Normalized solutions for NLS equations with potential on bounded domains: Ground states and multiplicity

TL;DR

This paper studies normalized solutions for nonlinear Schrödinger equations with potential on bounded domains, establishing existence and multiplicity results for ground states and high-energy solutions under various conditions, including non-star-shaped domains.

Contribution

It provides new existence results for normalized solutions on bounded domains, addressing open problems and extending prior work to non-star-shaped domains and supercritical nonlinearities.

Findings

Existence of global minimum and high-energy solutions for certain nonlinearities.

Solutions exist without requiring the domain to be star-shaped in some cases.

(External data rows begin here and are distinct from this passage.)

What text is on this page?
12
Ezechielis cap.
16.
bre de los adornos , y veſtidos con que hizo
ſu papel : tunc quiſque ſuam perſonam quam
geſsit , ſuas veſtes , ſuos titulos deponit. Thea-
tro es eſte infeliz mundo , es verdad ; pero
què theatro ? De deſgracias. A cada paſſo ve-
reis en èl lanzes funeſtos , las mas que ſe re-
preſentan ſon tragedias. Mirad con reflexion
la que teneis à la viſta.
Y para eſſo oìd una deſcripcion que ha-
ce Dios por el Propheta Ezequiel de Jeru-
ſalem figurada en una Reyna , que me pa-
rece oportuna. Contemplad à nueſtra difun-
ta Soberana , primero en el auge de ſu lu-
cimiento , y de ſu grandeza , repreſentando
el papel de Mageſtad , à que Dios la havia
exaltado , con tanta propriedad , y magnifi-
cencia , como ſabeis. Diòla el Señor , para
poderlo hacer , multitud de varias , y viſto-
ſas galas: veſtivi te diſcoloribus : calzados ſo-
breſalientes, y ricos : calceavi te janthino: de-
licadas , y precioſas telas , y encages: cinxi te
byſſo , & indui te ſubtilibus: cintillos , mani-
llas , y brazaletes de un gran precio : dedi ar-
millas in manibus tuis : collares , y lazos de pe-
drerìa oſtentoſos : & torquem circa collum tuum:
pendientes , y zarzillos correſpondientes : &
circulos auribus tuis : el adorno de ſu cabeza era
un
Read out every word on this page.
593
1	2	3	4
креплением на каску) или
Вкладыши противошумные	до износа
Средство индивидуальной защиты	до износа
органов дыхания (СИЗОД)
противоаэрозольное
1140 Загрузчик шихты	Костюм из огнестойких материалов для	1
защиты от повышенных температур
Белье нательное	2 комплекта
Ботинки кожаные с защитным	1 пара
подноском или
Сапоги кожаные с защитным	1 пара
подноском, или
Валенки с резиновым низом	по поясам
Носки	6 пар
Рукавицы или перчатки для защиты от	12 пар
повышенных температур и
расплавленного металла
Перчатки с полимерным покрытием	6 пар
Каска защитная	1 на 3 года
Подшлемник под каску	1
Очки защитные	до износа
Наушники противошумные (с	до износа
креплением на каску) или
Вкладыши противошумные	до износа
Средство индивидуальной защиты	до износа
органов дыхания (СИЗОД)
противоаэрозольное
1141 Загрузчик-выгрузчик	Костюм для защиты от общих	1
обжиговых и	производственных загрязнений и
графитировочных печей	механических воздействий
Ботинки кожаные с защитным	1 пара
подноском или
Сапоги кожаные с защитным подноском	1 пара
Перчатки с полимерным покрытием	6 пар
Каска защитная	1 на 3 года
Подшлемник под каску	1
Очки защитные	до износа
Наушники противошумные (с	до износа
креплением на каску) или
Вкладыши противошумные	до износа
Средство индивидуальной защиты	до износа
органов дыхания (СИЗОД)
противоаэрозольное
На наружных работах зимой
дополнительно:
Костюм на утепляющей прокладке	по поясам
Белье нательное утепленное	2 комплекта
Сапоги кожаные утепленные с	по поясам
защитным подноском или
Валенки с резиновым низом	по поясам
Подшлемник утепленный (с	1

New results on normalized ground states in the Brézis-Nirenberg problem context.

Abstract

We investigate normalized solutions for a class of nonlinear Schr\"{o}dinger (NLS) equations with potential $V$ and inhomogeneous nonlinearity $g(|u|)u=|u|^{q-2}u+\beta |u|^{p-2}u$ on a bounded domain $\Omega$. Firstly, when $2+\frac{4}{N}<q<p\leq2^*:=\frac{2N}{N-2}$ and $\beta=-1$, under an explicit smallness assumption on $V$, we prove the existence of a global minimum solution and a high-energy solution if the mass is large enough. For this case we do not require that $\Omega$ is star-shaped, which partly solves an open problem by Bartsch et al. [Math. Ann. 390 (2024) 4813--4859]. Moreover, we find that the global minimizer also exists although the nonlinearity is $L^2$-supercritical. Secondly, when $2<q<2+\frac{4}{N}<p=2^*$ and $\beta=1$, under the smallness and some extra assumptions on $V$, we prove the existence of a ground state and a high-energy solution if $\Omega$ is star-shaped and the mass is small enough. It seems to be new in the study of normalized ground state in the context of the Br\'{e}zis-Nirenberg problem, even for the autonomous case of $V(x)\equiv0$.